In any democratic election, trust is shared between different groups to ensure that no one may single-handedly make decisions which may compromise the election’s integrity. Elections held through the internet should be no exception, but moving into the digital realm may raise questions about, one, how systems prevent stakeholders from altering results, and two, how trustworthy individual online voting system providers are.
Busting this myth comes down to two words: distributed trust. In a secure online voting system, votes must be decrypted before they can be counted. In systems which use distributed trust, no single election administrator has the full cryptographic “key” needed to decrypt the election and see results prior to mixing. Thus, the election results can only be revealed after voting ends and more than one administrator agrees to end the election and see results. While distributed trust is a critical feature in ensuring that all trust is not placed in one party, not all online voting systems employ this as a feature. Having this in mind, it is critical to check with providers to make sure distributing trust is an option.

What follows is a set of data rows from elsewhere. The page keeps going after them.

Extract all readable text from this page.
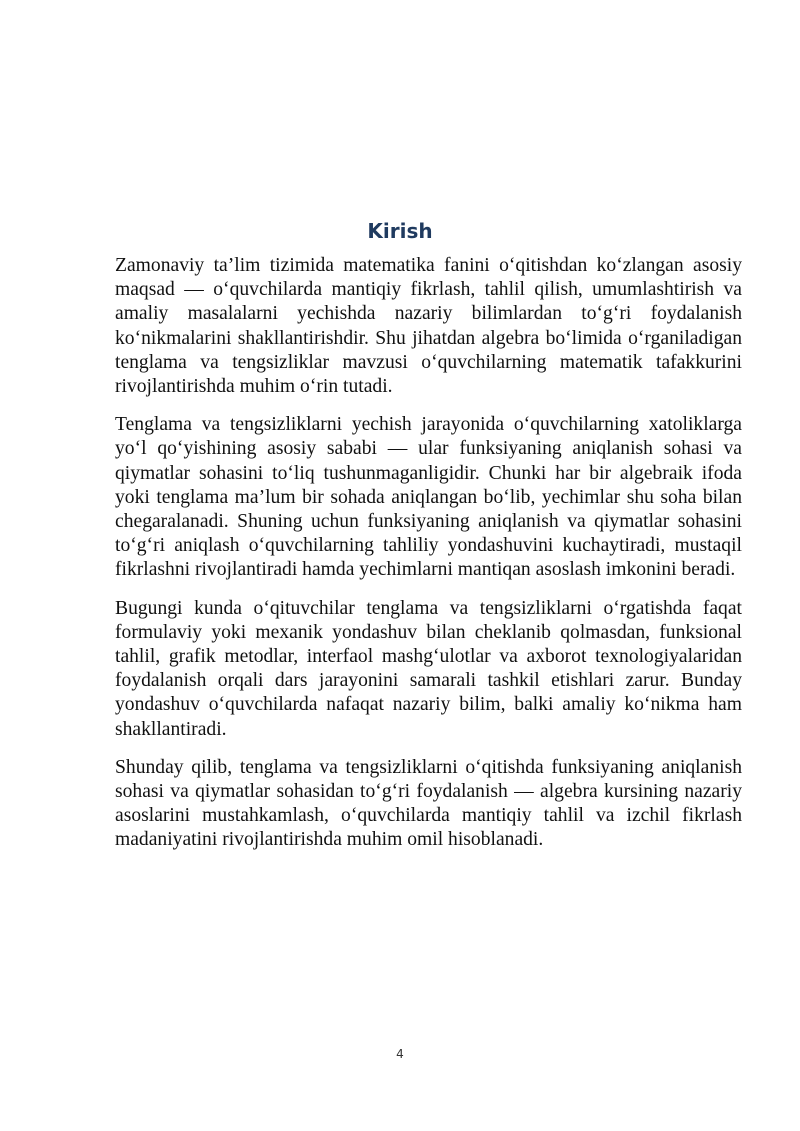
Kirish

Zamonaviy ta’lim tizimida matematika fanini o‘qitishdan ko‘zlangan asosiy maqsad — o‘quvchilarda mantiqiy fikrlash, tahlil qilish, umumlashtirish va amaliy masalalarni yechishda nazariy bilimlardan to‘g‘ri foydalanish ko‘nikmalarini shakllantirishdir. Shu jihatdan algebra bo‘limida o‘rganiladigan tenglama va tengsizliklar mavzusi o‘quvchilarning matematik tafakkurini rivojlantirishda muhim o‘rin tutadi.

Tenglama va tengsizliklarni yechish jarayonida o‘quvchilarning xatoliklarga yo‘l qo‘yishining asosiy sababi — ular funksiyaning aniqlanish sohasi va qiymatlar sohasini to‘liq tushunmaganligidir. Chunki har bir algebraik ifoda yoki tenglama ma’lum bir sohada aniqlangan bo‘lib, yechimlar shu soha bilan chegaralanadi. Shuning uchun funksiyaning aniqlanish va qiymatlar sohasini to‘g‘ri aniqlash o‘quvchilarning tahliliy yondashuvini kuchaytiradi, mustaqil fikrlashni rivojlantiradi hamda yechimlarni mantiqan asoslash imkonini beradi.

Bugungi kunda o‘qituvchilar tenglama va tengsizliklarni o‘rgatishda faqat formulaviy yoki mexanik yondashuv bilan cheklanib qolmasdan, funksional tahlil, grafik metodlar, interfaol mashg‘ulotlar va axborot texnologiyalaridan foydalanish orqali dars jarayonini samarali tashkil etishlari zarur. Bunday yondashuv o‘quvchilarda nafaqat nazariy bilim, balki amaliy ko‘nikma ham shakllantiradi.

Shunday qilib, tenglama va tengsizliklarni o‘qitishda funksiyaning aniqlanish sohasi va qiymatlar sohasidan to‘g‘ri foydalanish — algebra kursining nazariy asoslarini mustahkamlash, o‘quvchilarda mantiqiy tahlil va izchil fikrlash madaniyatini rivojlantirishda muhim omil hisoblanadi.

4
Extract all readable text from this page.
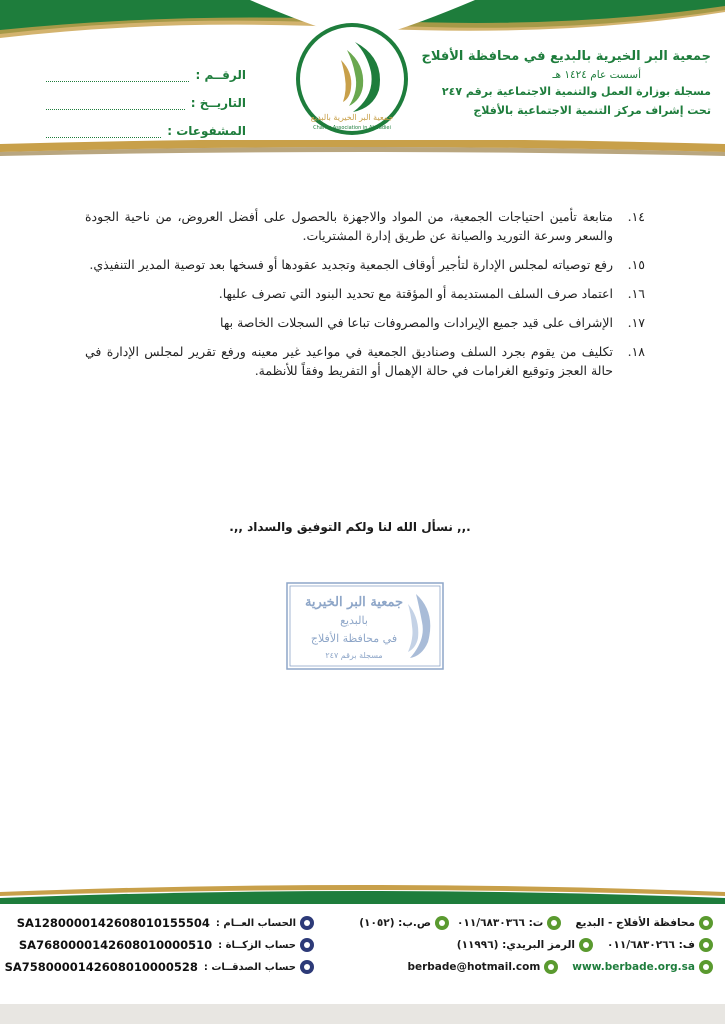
جمعية البر الخيرية بالبديع في محافظة الأفلاج
أسست عام ١٤٢٤ هـ
مسجلة بوزارة العمل والتنمية الاجتماعية برقم ٢٤٧
تحت إشراف مركز التنمية الاجتماعية بالأفلاج
جمعية البر الخيرية بالبديع
Charity Association in Al Badiei
الرقــم :
التاريــخ :
المشفوعات :
١٤.
متابعة تأمين احتياجات الجمعية، من المواد والاجهزة بالحصول على أفضل العروض، من ناحية الجودة والسعر وسرعة التوريد والصيانة عن طريق إدارة المشتريات.
١٥.
رفع توصياته لمجلس الإدارة لتأجير أوقاف الجمعية وتجديد عقودها أو فسخها بعد توصية المدير التنفيذي.
١٦.
اعتماد صرف السلف المستديمة أو المؤقتة مع تحديد البنود التي تصرف عليها.
١٧.
الإشراف على قيد جميع الإيرادات والمصروفات تباعا في السجلات الخاصة بها
١٨.
تكليف من يقوم بجرد السلف وصناديق الجمعية في مواعيد غير معينه ورفع تقرير لمجلس الإدارة في حالة العجز وتوقيع الغرامات في حالة الإهمال أو التفريط وفقاً للأنظمة.
.,, نسأل الله لنا ولكم التوفيق والسداد ,,.
جمعية البر الخيرية
بالبديع
في محافظة الأفلاج
مسجلة برقم ٢٤٧
محافظة الأفلاج - البديع
ت: ٠١١/٦٨٣٠٣٦٦
ص.ب: (١٠٥٢)
ف: ٠١١/٦٨٣٠٢٦٦
الرمز البريدي: (١١٩٩٦)
www.berbade.org.sa
berbade@hotmail.com
الحساب العــام :
SA1280000142608010155504
حساب الزكــاة :
SA7680000142608010000510
حساب الصدقــات :
SA7580000142608010000528
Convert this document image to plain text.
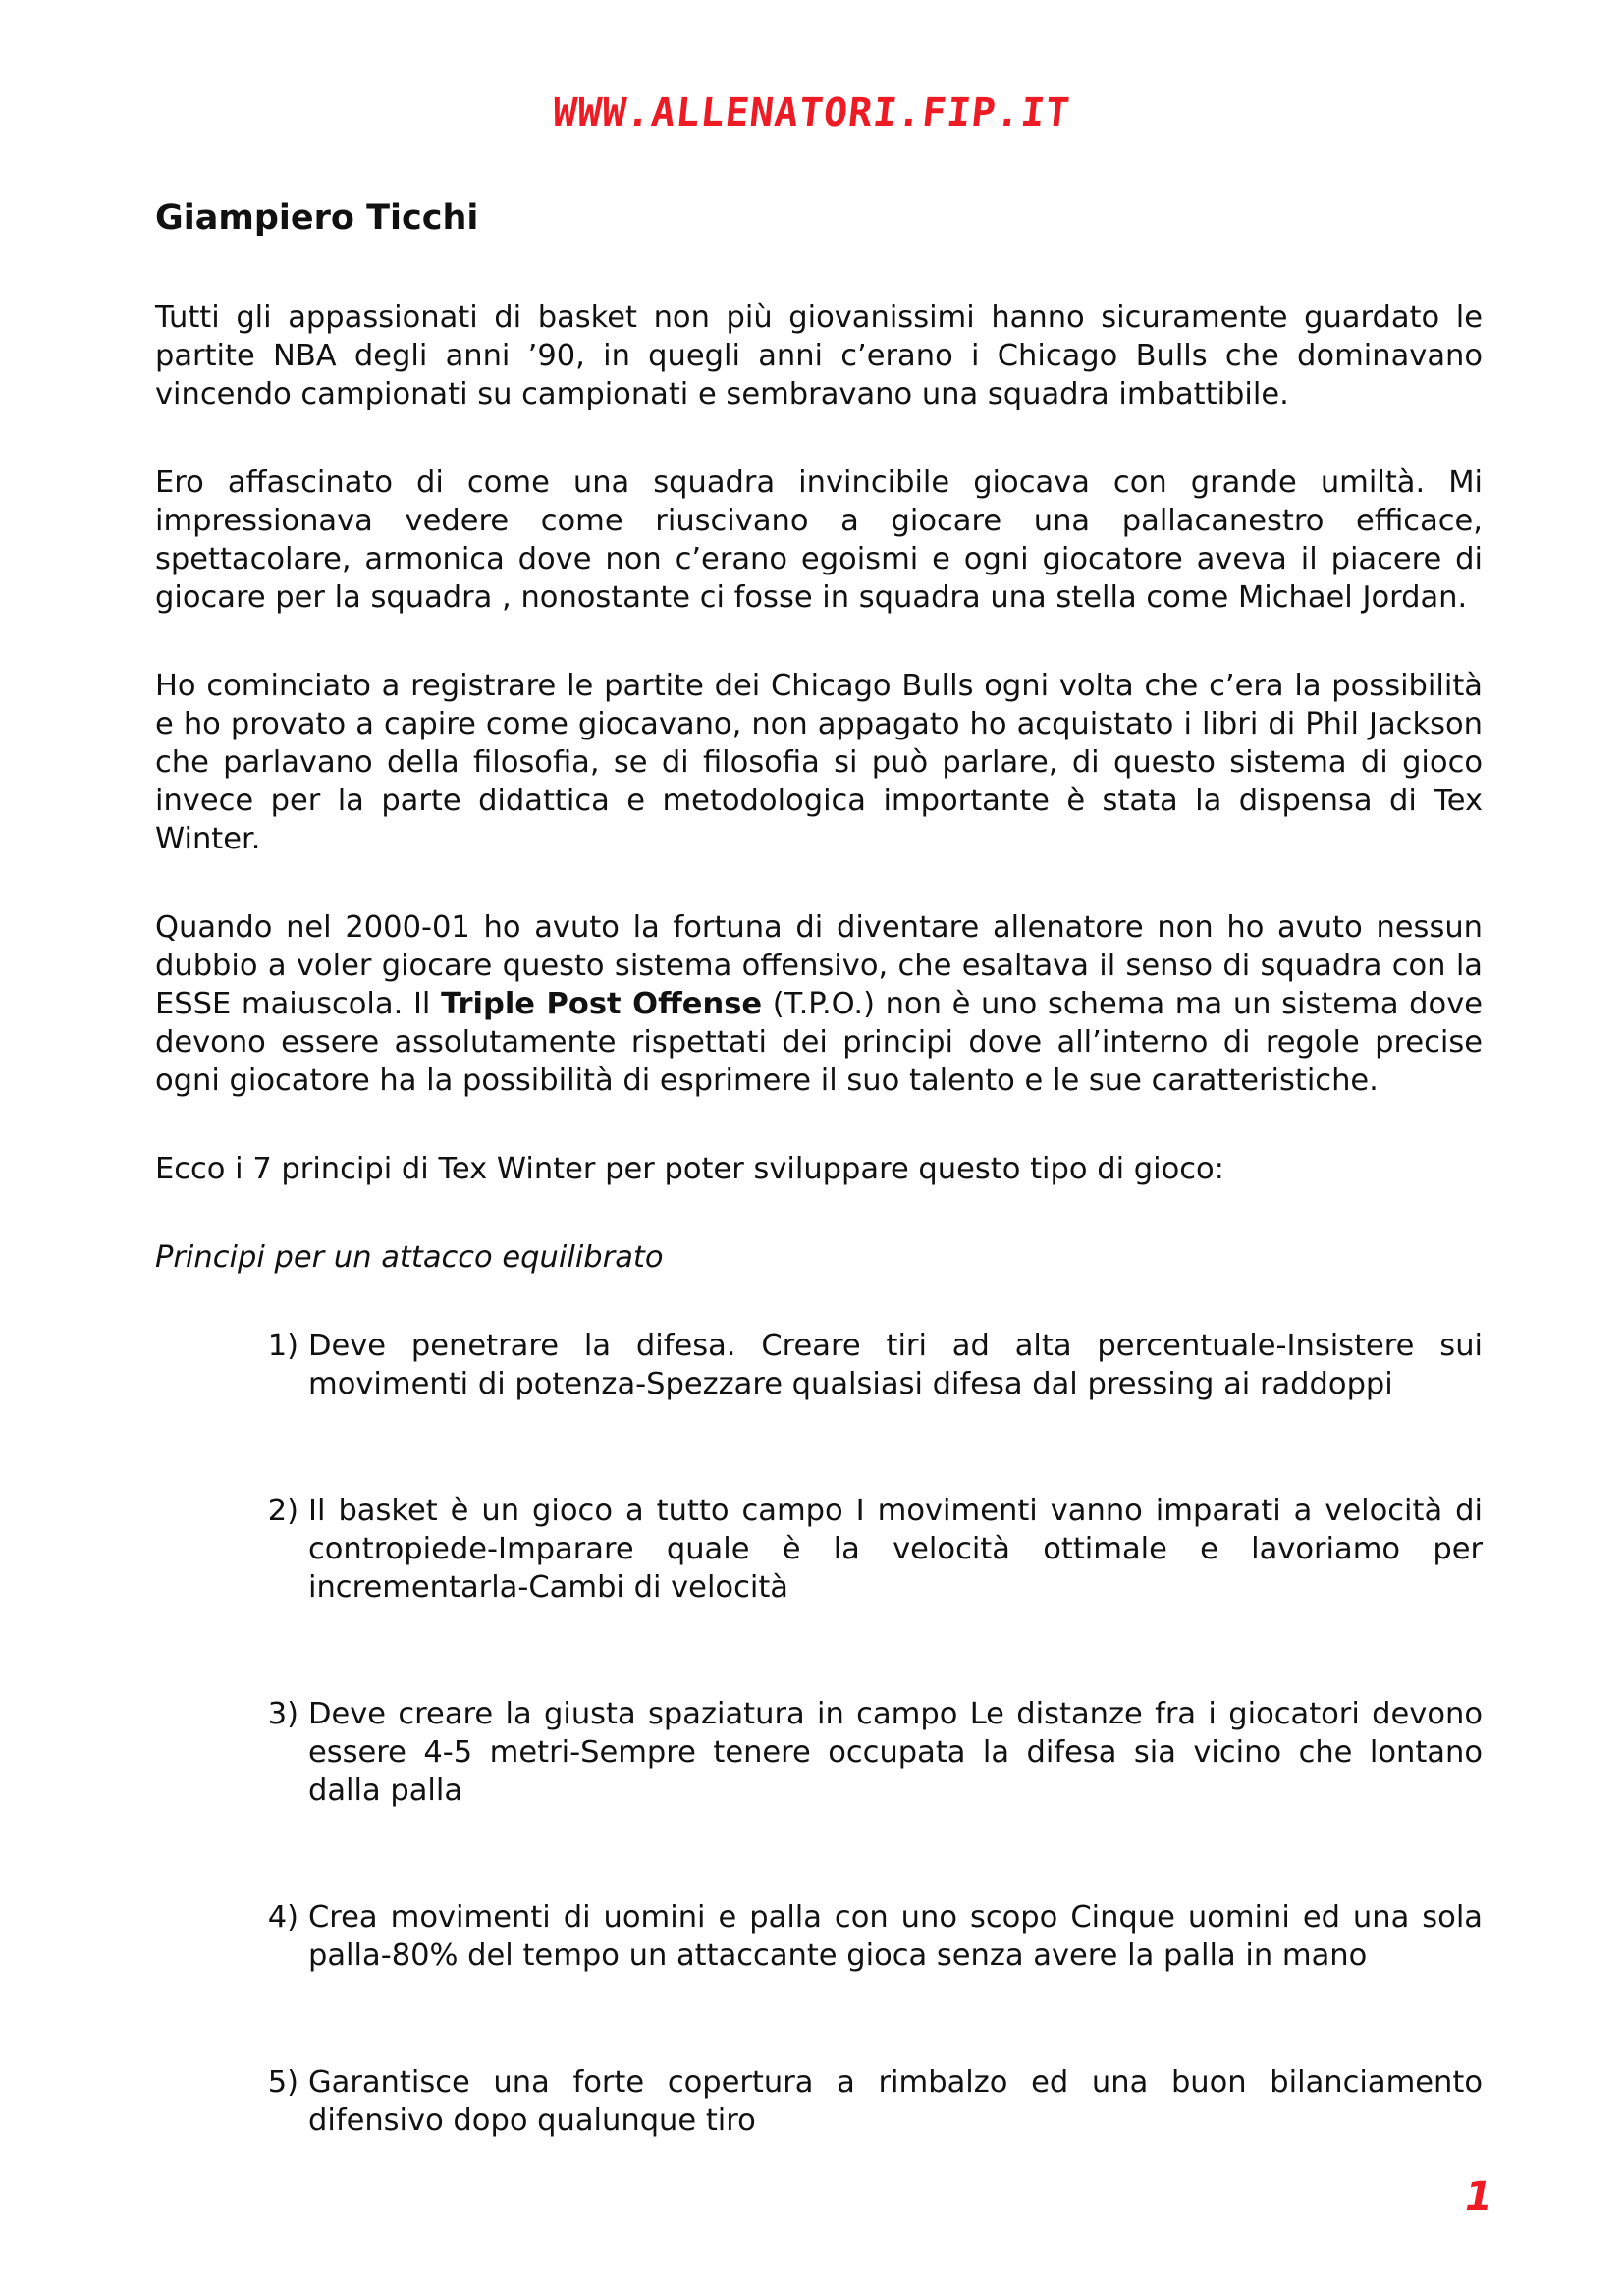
WWW.ALLENATORI.FIP.IT
Giampiero Ticchi

Tutti gli appassionati di basket non più giovanissimi hanno sicuramente guardato le partite NBA degli anni ’90, in quegli anni c’erano i Chicago Bulls che dominavano vincendo campionati su campionati e sembravano una squadra imbattibile.

Ero affascinato di come una squadra invincibile giocava con grande umiltà. Mi impressionava vedere come riuscivano a giocare una pallacanestro efficace, spettacolare, armonica dove non c’erano egoismi e ogni giocatore aveva il piacere di giocare per la squadra , nonostante ci fosse in squadra una stella come Michael Jordan.

Ho cominciato a registrare le partite dei Chicago Bulls ogni volta che c’era la possibilità e ho provato a capire come giocavano, non appagato ho acquistato i libri di Phil Jackson che parlavano della filosofia, se di filosofia si può parlare, di questo sistema di gioco invece per la parte didattica e metodologica importante è stata la dispensa di Tex Winter.

Quando nel 2000-01 ho avuto la fortuna di diventare allenatore non ho avuto nessun dubbio a voler giocare questo sistema offensivo, che esaltava il senso di squadra con la ESSE maiuscola. Il Triple Post Offense (T.P.O.) non è uno schema ma un sistema dove devono essere assolutamente rispettati dei principi dove all’interno di regole precise ogni giocatore ha la possibilità di esprimere il suo talento e le sue caratteristiche.

Ecco i 7 principi di Tex Winter per poter sviluppare questo tipo di gioco:

Principi per un attacco equilibrato

1) Deve penetrare la difesa. Creare tiri ad alta percentuale-Insistere sui movimenti di potenza-Spezzare qualsiasi difesa dal pressing ai raddoppi
2) Il basket è un gioco a tutto campo I movimenti vanno imparati a velocità di contropiede-Imparare quale è la velocità ottimale e lavoriamo per incrementarla-Cambi di velocità
3) Deve creare la giusta spaziatura in campo Le distanze fra i giocatori devono essere 4-5 metri-Sempre tenere occupata la difesa sia vicino che lontano dalla palla
4) Crea movimenti di uomini e palla con uno scopo Cinque uomini ed una sola palla-80% del tempo un attaccante gioca senza avere la palla in mano
5) Garantisce una forte copertura a rimbalzo ed una buon bilanciamento difensivo dopo qualunque tiro
1
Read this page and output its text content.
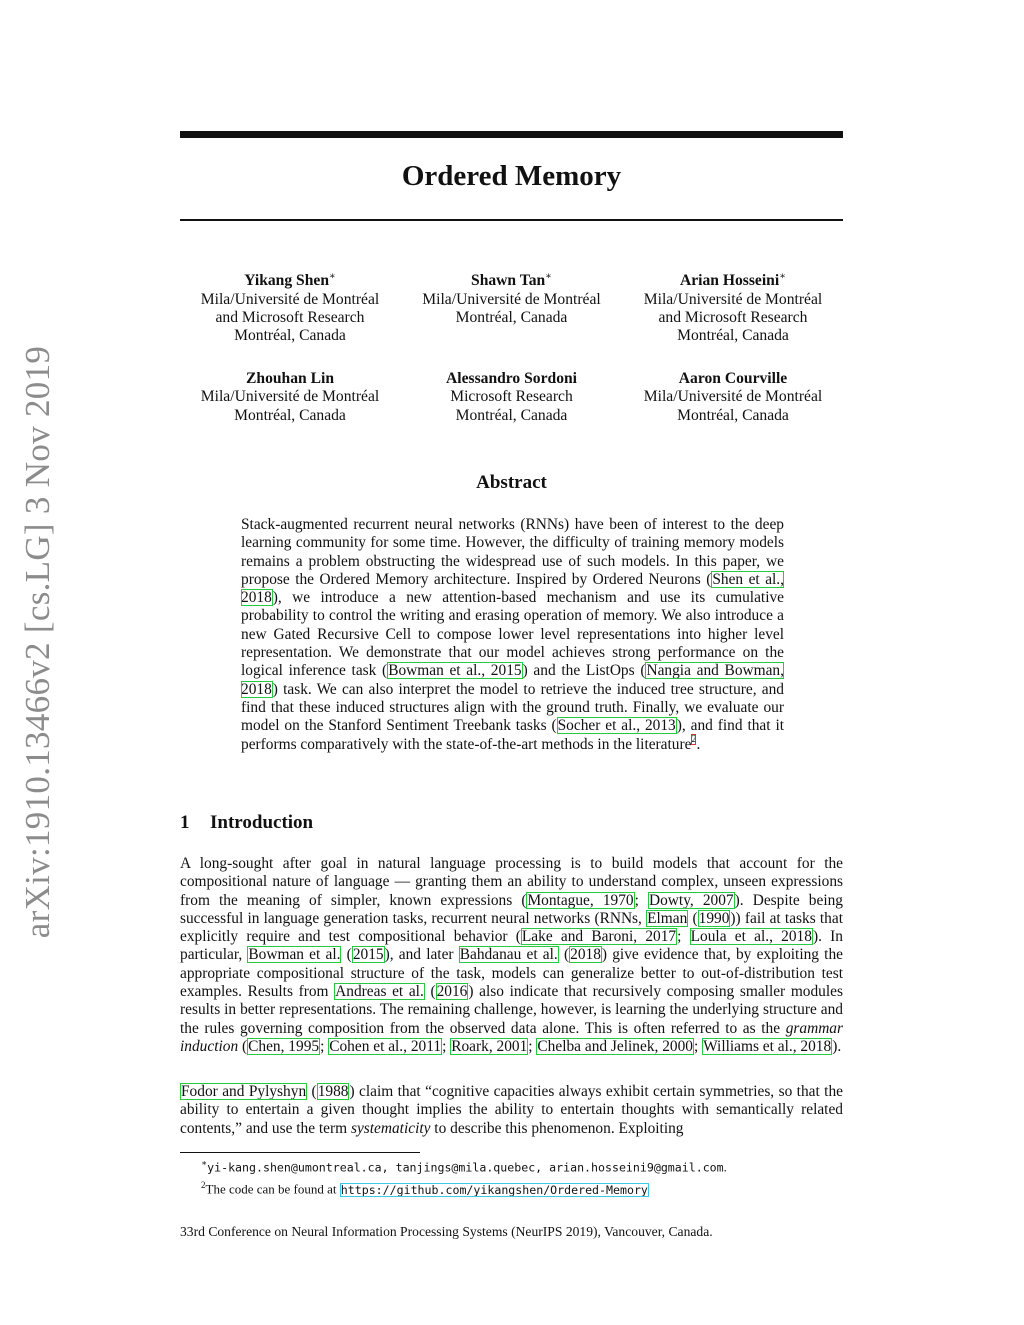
arXiv:1910.13466v2 [cs.LG] 3 Nov 2019
Ordered Memory
Yikang Shen∗
Mila/Université de Montréal
and Microsoft Research
Montréal, Canada
Shawn Tan∗
Mila/Université de Montréal
Montréal, Canada
Arian Hosseini∗
Mila/Université de Montréal
and Microsoft Research
Montréal, Canada
Zhouhan Lin
Mila/Université de Montréal
Montréal, Canada
Alessandro Sordoni
Microsoft Research
Montréal, Canada
Aaron Courville
Mila/Université de Montréal
Montréal, Canada
Abstract
Stack-augmented recurrent neural networks (RNNs) have been of interest to the deep learning community for some time. However, the difficulty of training memory models remains a problem obstructing the widespread use of such models. In this paper, we propose the Ordered Memory architecture. Inspired by Ordered Neurons (Shen et al., 2018), we introduce a new attention-based mechanism and use its cumulative probability to control the writing and erasing operation of memory. We also introduce a new Gated Recursive Cell to compose lower level representations into higher level representation. We demonstrate that our model achieves strong performance on the logical inference task (Bowman et al., 2015) and the ListOps (Nangia and Bowman, 2018) task. We can also interpret the model to retrieve the induced tree structure, and find that these induced structures align with the ground truth. Finally, we evaluate our model on the Stanford Sentiment Treebank tasks (Socher et al., 2013), and find that it performs comparatively with the state-of-the-art methods in the literature$^2$.
1 Introduction

A long-sought after goal in natural language processing is to build models that account for the compositional nature of language — granting them an ability to understand complex, unseen expressions from the meaning of simpler, known expressions (Montague, 1970; Dowty, 2007). Despite being successful in language generation tasks, recurrent neural networks (RNNs, Elman (1990)) fail at tasks that explicitly require and test compositional behavior (Lake and Baroni, 2017; Loula et al., 2018). In particular, Bowman et al. (2015), and later Bahdanau et al. (2018) give evidence that, by exploiting the appropriate compositional structure of the task, models can generalize better to out-of-distribution test examples. Results from Andreas et al. (2016) also indicate that recursively composing smaller modules results in better representations. The remaining challenge, however, is learning the underlying structure and the rules governing composition from the observed data alone. This is often referred to as the grammar induction (Chen, 1995; Cohen et al., 2011; Roark, 2001; Chelba and Jelinek, 2000; Williams et al., 2018).

Fodor and Pylyshyn (1988) claim that “cognitive capacities always exhibit certain symmetries, so that the ability to entertain a given thought implies the ability to entertain thoughts with semantically related contents,” and use the term systematicity to describe this phenomenon. Exploiting

∗yi-kang.shen@umontreal.ca, tanjings@mila.quebec, arian.hosseini9@gmail.com.
$^2$The code can be found at https://github.com/yikangshen/Ordered-Memory
33rd Conference on Neural Information Processing Systems (NeurIPS 2019), Vancouver, Canada.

Myth: Online voting is only for the tech-savvy.
One argument made against online voting is that only those who are more familiar with technology are willing to vote online. This is because, in the words of the US Vote Foundation, even “verifiable systems add steps and complexity to the voting process.” Online voting systems can often be explained in an understandable way, but it is necessary for developers and organizations to properly explain them to voters prior to adoption, while also confirming that voters with disabilities are able to use them.
In response to this myth, we first address the idea that online voting is only for those who are “tech-savvy.” According to a long-term study from Estonia, as citizens became used to voting online over several years, there were no significant differences (age, education, gender, etc.) between online voters and in-person voters. This means that time is often key for getting more than just “tech-savvy” voters to use online voting. Second, in terms of accessibility, properly prepared online voting systems can provide an invaluable means of participation for voters whose disabilities or circumstances may make going to a polling station difficult.
Myth: Online voting aims to replace other methods of voting.
This myth is partly inspired by the ease of online voting, as some fear that it could lead to a “push-button democracy” where citizens no longer engage deeply with democratic institutions outside of the internet. As covered in the previous myth, there are concerns that not only will some voters be left in the “digital dust” (not exactly true), but also that online voting may alter traditional democratic processes or get rid of paper balloting altogether.
First, as we cover in our blog post, online voting is just one example of a number of “digital tools” used in service to democracy today throughout the world. Many of these tools, including websites for citizens to suggest and vote on potential laws or discuss proposals with like minded-citizens, have connected citizens with their governments in ways not previously possible and strengthened existing democratic institutions with consistent feedback. Second, it is in fact possible to use online voting together with paper or in-person voting as part of “hybrid voting.” With hybrid elections, voters are able to choose which voting method suits them best and no one is left behind simply due to their voting preferences or needs. In this way, online voting can be a key supplement to existing voting procedures, helping all eligible voters cast ballots in their preferred manner.
Naturally, this list of myths is not exhaustive; we have selected ones we have encountered in our research and experience which we felt we are best able to address. Nonetheless, we do hope that providing both context and our input on each of these myths has been helpful. Of course, as with many things in life, it is important to do one’s homework when encountering unfamiliar subjects. We at Assembly Voting have certainly done ours with online voting and we hope that we can continue to satisfactorily address any issues related to the work we do.